One of the quirks on Microsoft’s Surface Duo is that Microsoft doesn’t “hack” Android to enable dual-screen functionality. Instead, the company works with Google so that whatever changes are made, they go upline to the Android OS itself for other OEMs. This approach is vastly different than “forking” features like Samsung, which does a lot of customization (see S Pen features).
The upside to Microsoft’s approach is timely monthly updates – it’s more of a pure Android OS. The downside is custom features take longer to arrive on Surface Duo. A clear example of this is creating a screenshot. On Surface Duo, you can hold the volume key and power button (or hold the power button) to grab an image of your displays. However, the OS always captures both screens as Microsoft did not rewrite the Android API for native screenshots. That means if you want to share only one side, you need to do a post-edit crop.
It’s not a huge deal, but one extra step.
Screenshot Snipper gives you an option of which display to share a screenshot of.Source: Windows Central
Screenshot Snipper, as seen on reddit, is a free tool that works around that limitation. The helper app is installed, and when you screenshot, you can “share” to this helper app, which then lets you choose one side or the other before passing on to Twitter, Facebook, email, or whatever.
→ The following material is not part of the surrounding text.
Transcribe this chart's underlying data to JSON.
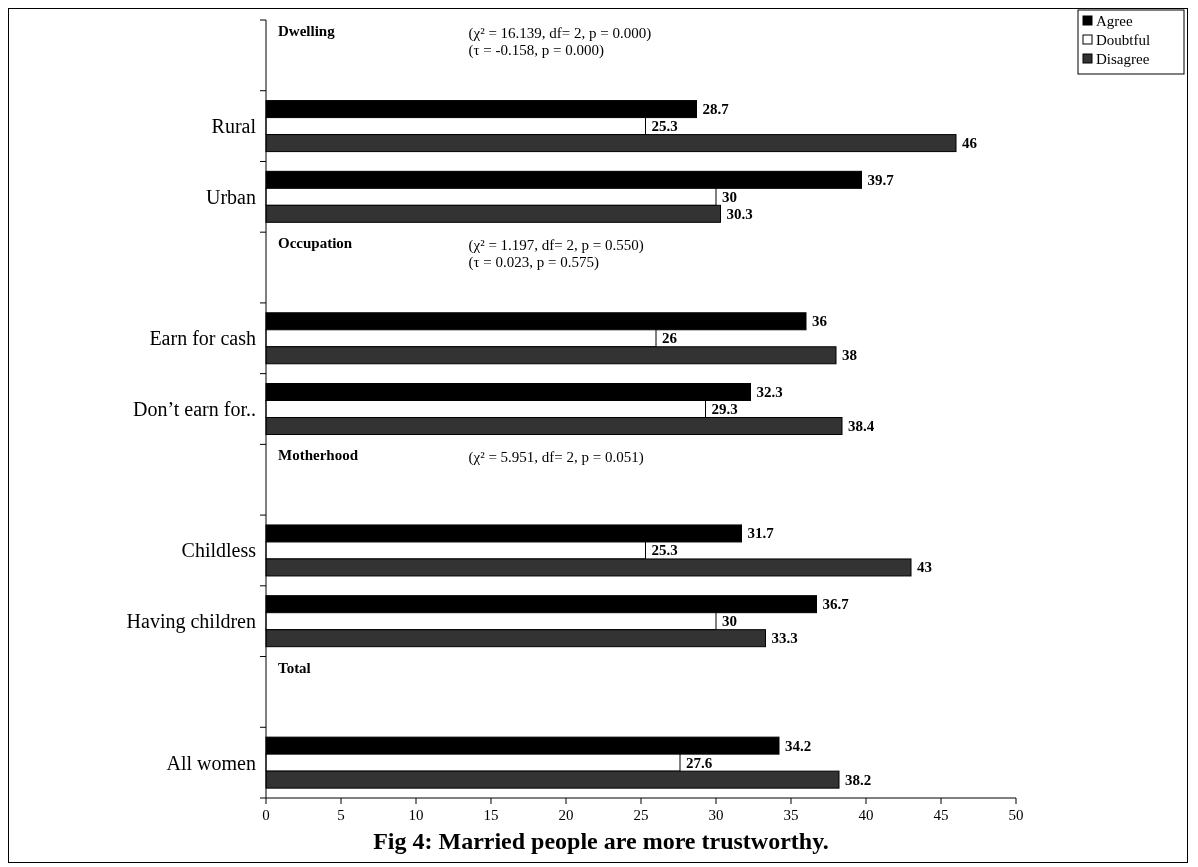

It’s all a bit wonky and not as good as a native solution (something Microsoft and Google are surely working on), but it’s better than nothing and indeed more expedient.
The same developer created another app called ‘Duo BrowserHelper.’ This one is a bit less clear, as it says it helps “to open the browser on another screen when available on Surface Duo.” By default, Surface Duo opens any hyperlinks clicked in Microsoft Edge on the second display only if that second display is clear (that is, no app is running on it, and you can see your home screen).
Duo BrowserHelper forces your default browser to always open on the second display.Source: Windows Central
Duo BrowserHelper effectively forces your default browser (Edge, Chrome, etc.) to always open on the opposite display regardless if there is an app already in that spot. It is a very subtle change to the default behavior, but one that some people may prefer.
Both apps are free and made only for Surface Duo. While not for everyone, it is clever to see how some developers are now trying to improve the dual-screen experience.